В конце концов Пеппино Инкаммиза смирился с мыслью, что его помощь в поисках жилья не нужна. В конце января 1981 года одна дама, посещавшая кинотеатр «Фьямма» каждый вторник после обеда, когда показывали комедии шестидесятых, спросила, не знают ли работники кинотеатра кого-нибудь, кто ищет квартиру, и таким образом весть дошла до Лавинии, а затем и до Патриции. Квартира находилась в переулке, выходившем на улицу Данте, таком маленьком, что на картах его обозначали римской цифрой V, потому что это был пятый перекресток, если считать от центра, но поговаривали, будто в городском совете идут дебаты о том, чтобы дать переулку название.

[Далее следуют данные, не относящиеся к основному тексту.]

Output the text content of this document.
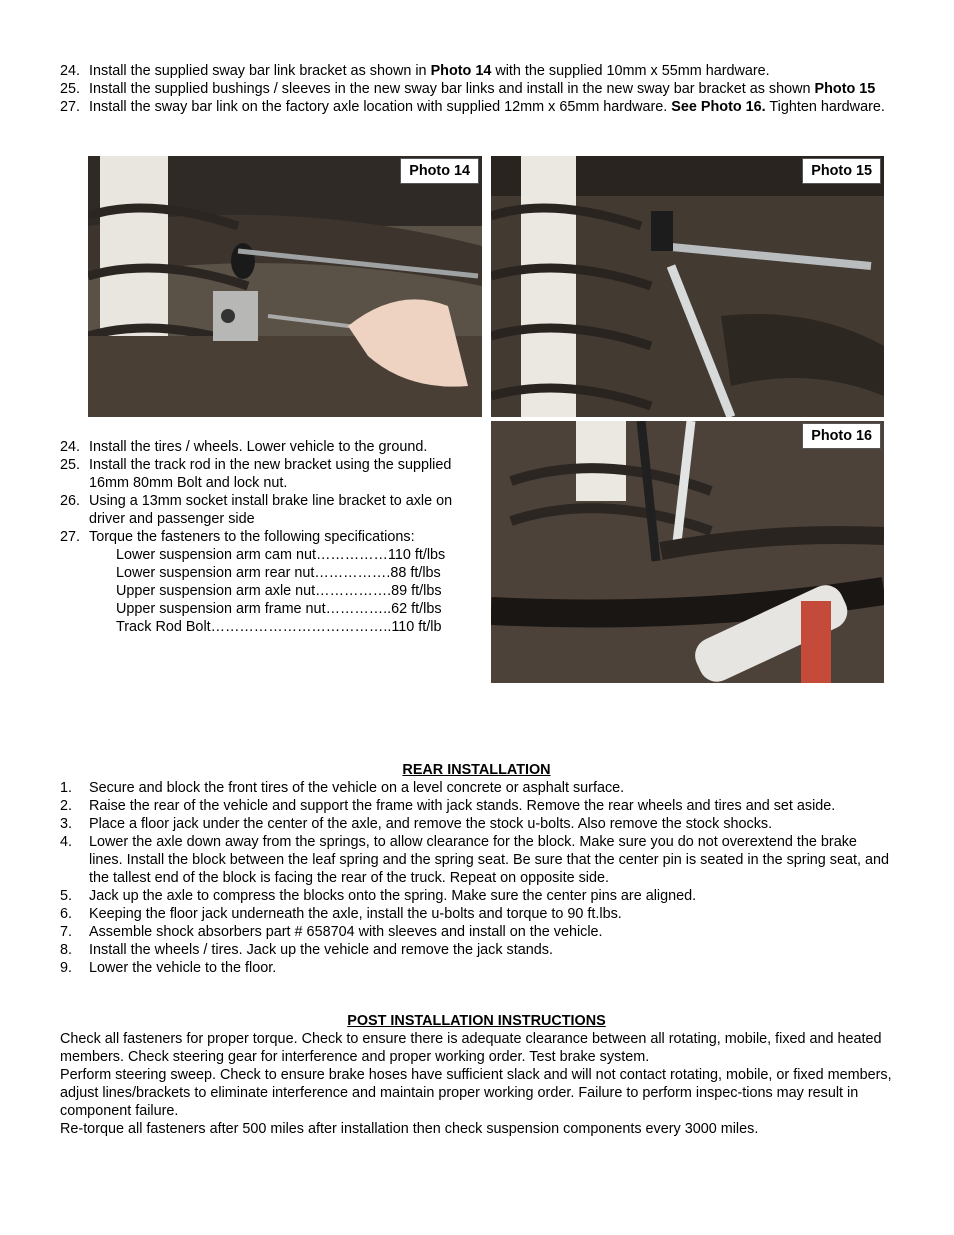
24. Install the supplied sway bar link bracket as shown in Photo 14 with the supplied 10mm x 55mm hardware.
25. Install the supplied bushings / sleeves in the new sway bar links and install in the new sway bar bracket as shown Photo 15
27. Install the sway bar link on the factory axle location with supplied 12mm x 65mm hardware. See Photo 16. Tighten hardware.
Photo 14	Photo 15
Photo 16
24. Install the tires / wheels. Lower vehicle to the ground.
25. Install the track rod in the new bracket using the supplied 16mm 80mm Bolt and lock nut.
26. Using a 13mm socket install brake line bracket to axle on driver and passenger side
27. Torque the fasteners to the following specifications:
Lower suspension arm cam nut……………110 ft/lbs
Lower suspension arm rear nut…………….88 ft/lbs
Upper suspension arm axle nut…………….89 ft/lbs
Upper suspension arm frame nut…………..62 ft/lbs
Track Rod Bolt………………………………..110 ft/lb
REAR INSTALLATION
1. Secure and block the front tires of the vehicle on a level concrete or asphalt surface.
2. Raise the rear of the vehicle and support the frame with jack stands. Remove the rear wheels and tires and set aside.
3. Place a floor jack under the center of the axle, and remove the stock u-bolts. Also remove the stock shocks.
4. Lower the axle down away from the springs, to allow clearance for the block. Make sure you do not overextend the brake lines. Install the block between the leaf spring and the spring seat. Be sure that the center pin is seated in the spring seat, and the tallest end of the block is facing the rear of the truck. Repeat on opposite side.
5. Jack up the axle to compress the blocks onto the spring. Make sure the center pins are aligned.
6. Keeping the floor jack underneath the axle, install the u-bolts and torque to 90 ft.lbs.
7. Assemble shock absorbers part # 658704 with sleeves and install on the vehicle.
8. Install the wheels / tires. Jack up the vehicle and remove the jack stands.
9. Lower the vehicle to the floor.
POST INSTALLATION INSTRUCTIONS

Check all fasteners for proper torque. Check to ensure there is adequate clearance between all rotating, mobile, fixed and heated members. Check steering gear for interference and proper working order. Test brake system.

Perform steering sweep. Check to ensure brake hoses have sufficient slack and will not contact rotating, mobile, or fixed members, adjust lines/brackets to eliminate interference and maintain proper working order. Failure to perform inspec-tions may result in component failure.

Re-torque all fasteners after 500 miles after installation then check suspension components every 3000 miles.
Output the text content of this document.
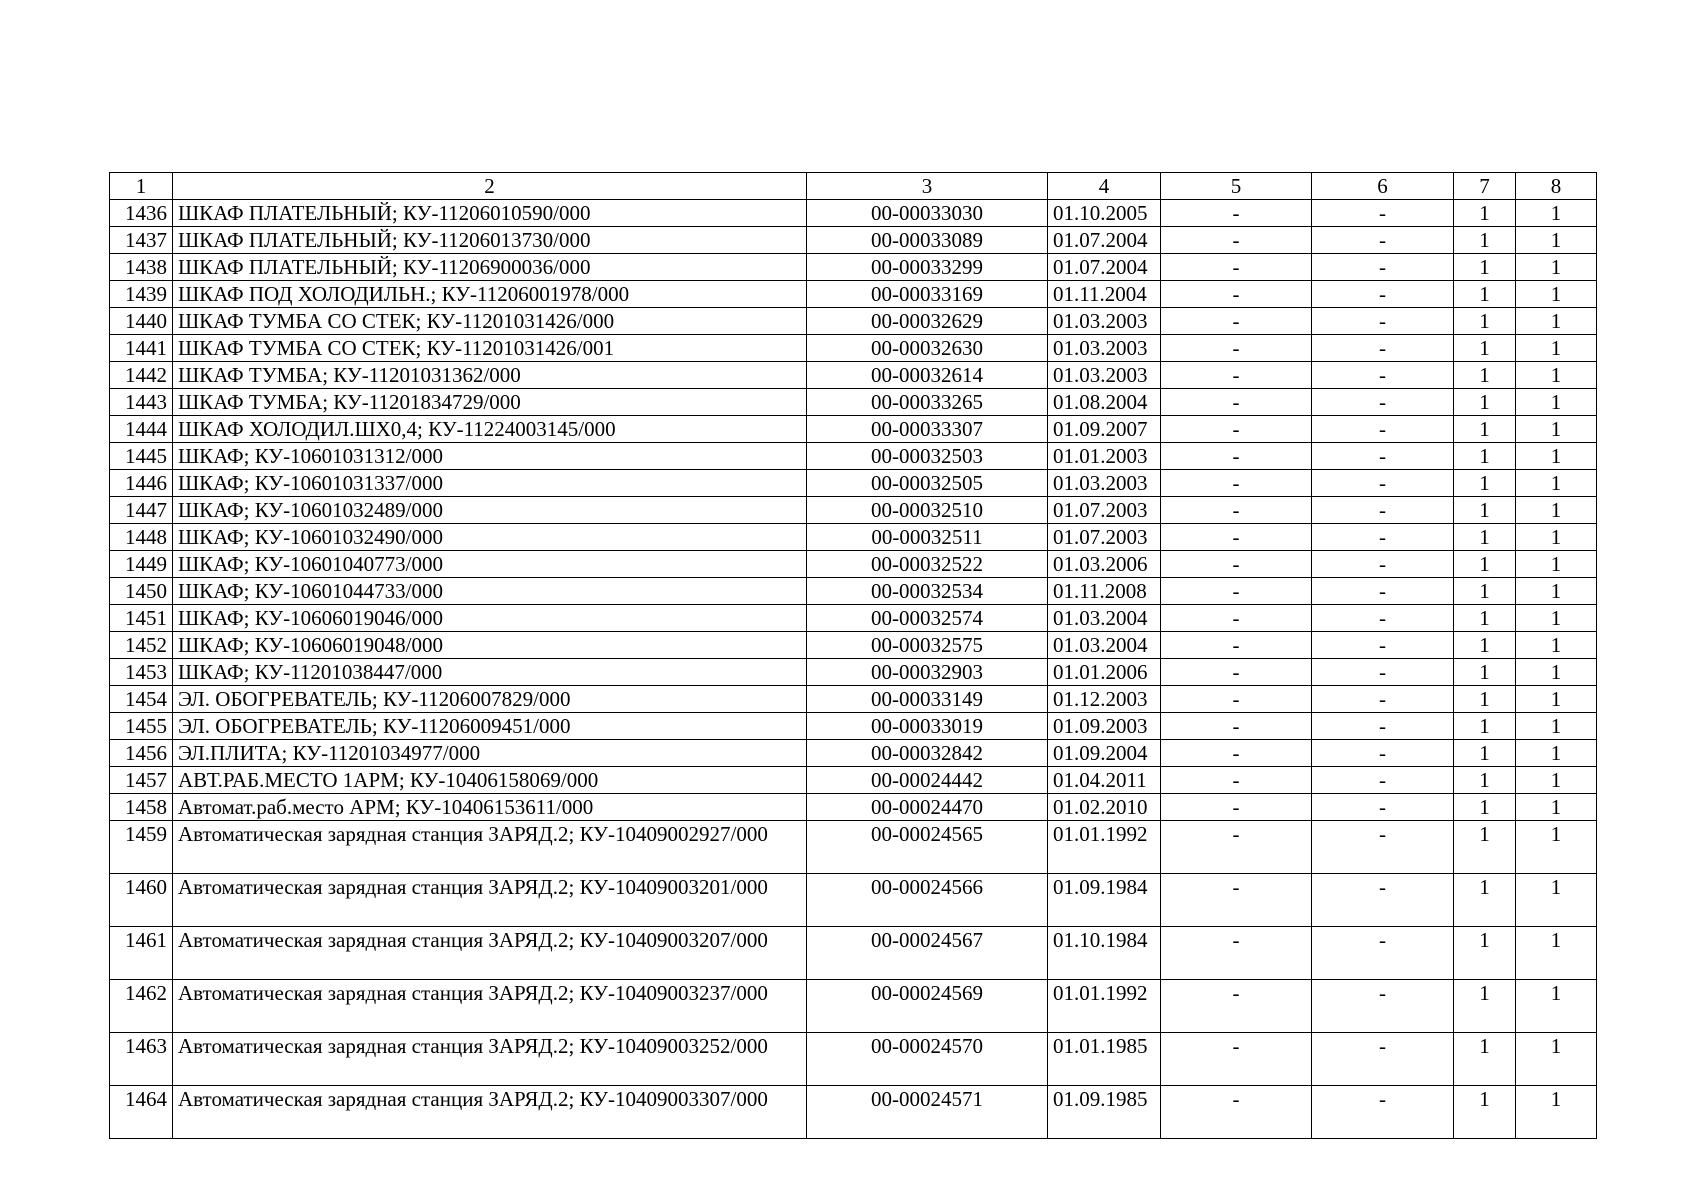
1	2	3	4	5	6	7	8
1436	ШКАФ ПЛАТЕЛЬНЫЙ; КУ-11206010590/000	00-00033030	01.10.2005	-	-	1	1
1437	ШКАФ ПЛАТЕЛЬНЫЙ; КУ-11206013730/000	00-00033089	01.07.2004	-	-	1	1
1438	ШКАФ ПЛАТЕЛЬНЫЙ; КУ-11206900036/000	00-00033299	01.07.2004	-	-	1	1
1439	ШКАФ ПОД ХОЛОДИЛЬН.; КУ-11206001978/000	00-00033169	01.11.2004	-	-	1	1
1440	ШКАФ ТУМБА СО СТЕК; КУ-11201031426/000	00-00032629	01.03.2003	-	-	1	1
1441	ШКАФ ТУМБА СО СТЕК; КУ-11201031426/001	00-00032630	01.03.2003	-	-	1	1
1442	ШКАФ ТУМБА; КУ-11201031362/000	00-00032614	01.03.2003	-	-	1	1
1443	ШКАФ ТУМБА; КУ-11201834729/000	00-00033265	01.08.2004	-	-	1	1
1444	ШКАФ ХОЛОДИЛ.ШХ0,4; КУ-11224003145/000	00-00033307	01.09.2007	-	-	1	1
1445	ШКАФ; КУ-10601031312/000	00-00032503	01.01.2003	-	-	1	1
1446	ШКАФ; КУ-10601031337/000	00-00032505	01.03.2003	-	-	1	1
1447	ШКАФ; КУ-10601032489/000	00-00032510	01.07.2003	-	-	1	1
1448	ШКАФ; КУ-10601032490/000	00-00032511	01.07.2003	-	-	1	1
1449	ШКАФ; КУ-10601040773/000	00-00032522	01.03.2006	-	-	1	1
1450	ШКАФ; КУ-10601044733/000	00-00032534	01.11.2008	-	-	1	1
1451	ШКАФ; КУ-10606019046/000	00-00032574	01.03.2004	-	-	1	1
1452	ШКАФ; КУ-10606019048/000	00-00032575	01.03.2004	-	-	1	1
1453	ШКАФ; КУ-11201038447/000	00-00032903	01.01.2006	-	-	1	1
1454	ЭЛ. ОБОГРЕВАТЕЛЬ; КУ-11206007829/000	00-00033149	01.12.2003	-	-	1	1
1455	ЭЛ. ОБОГРЕВАТЕЛЬ; КУ-11206009451/000	00-00033019	01.09.2003	-	-	1	1
1456	ЭЛ.ПЛИТА; КУ-11201034977/000	00-00032842	01.09.2004	-	-	1	1
1457	АВТ.РАБ.МЕСТО 1АРМ; КУ-10406158069/000	00-00024442	01.04.2011	-	-	1	1
1458	Автомат.раб.место АРМ; КУ-10406153611/000	00-00024470	01.02.2010	-	-	1	1
1459	Автоматическая зарядная станция ЗАРЯД.2; КУ-10409002927/000	00-00024565	01.01.1992	-	-	1	1
1460	Автоматическая зарядная станция ЗАРЯД.2; КУ-10409003201/000	00-00024566	01.09.1984	-	-	1	1
1461	Автоматическая зарядная станция ЗАРЯД.2; КУ-10409003207/000	00-00024567	01.10.1984	-	-	1	1
1462	Автоматическая зарядная станция ЗАРЯД.2; КУ-10409003237/000	00-00024569	01.01.1992	-	-	1	1
1463	Автоматическая зарядная станция ЗАРЯД.2; КУ-10409003252/000	00-00024570	01.01.1985	-	-	1	1
1464	Автоматическая зарядная станция ЗАРЯД.2; КУ-10409003307/000	00-00024571	01.09.1985	-	-	1	1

Квартира располагалась в мансарде, и арендная плата была низкой, потому что лифт не ходил на пятый этаж. Но у сестер были молодые ноги, привычные к лестницам, и квартира им сразу понравилась.
Одним солнечным февральским днем Патриция попросила Маринеллу сходить с ней в банк. Обе оделись как можно элегантнее, никаких джинсов и кожаных полусапожек. Им предстояла беседа с уважаемым человеком, неким Луиджи Бенефонте. Это был мужчина лет шестидесяти, седой, черноусый, одетый в белую рубашку и красный галстук.
– Я Патриция Маравилья, а это моя сестра Маринелла. Меня прислал нотариус Гаравалья, он назначил эту встречу.
Имя нотариуса сработало лучше, чем заклинание «Сезам, откройся!», и двери большой конторы Луиджи Бенефонте сразу же широко распахнулись.
– Эта сберегательная книжка оформлена на мое имя. В ней стоят подписи моих дядей, Донато и Фернандо Кваранты, братьев моей матери. Вот документы, можете проверить.
Маринелла не знала, откуда все это взялось и где Патриция до сих пор хранила бумаги и бумажки, которые теперь вывалила на стол перед Бенефонте. А он и не стал ничего проверять – может, кто-то другой уже разузнал все за него.
– Синьорина, вы знаете, что после закрытия книжки ваши дяди больше не смогут класть на нее деньги? Для этого им понадобится номер нового счета.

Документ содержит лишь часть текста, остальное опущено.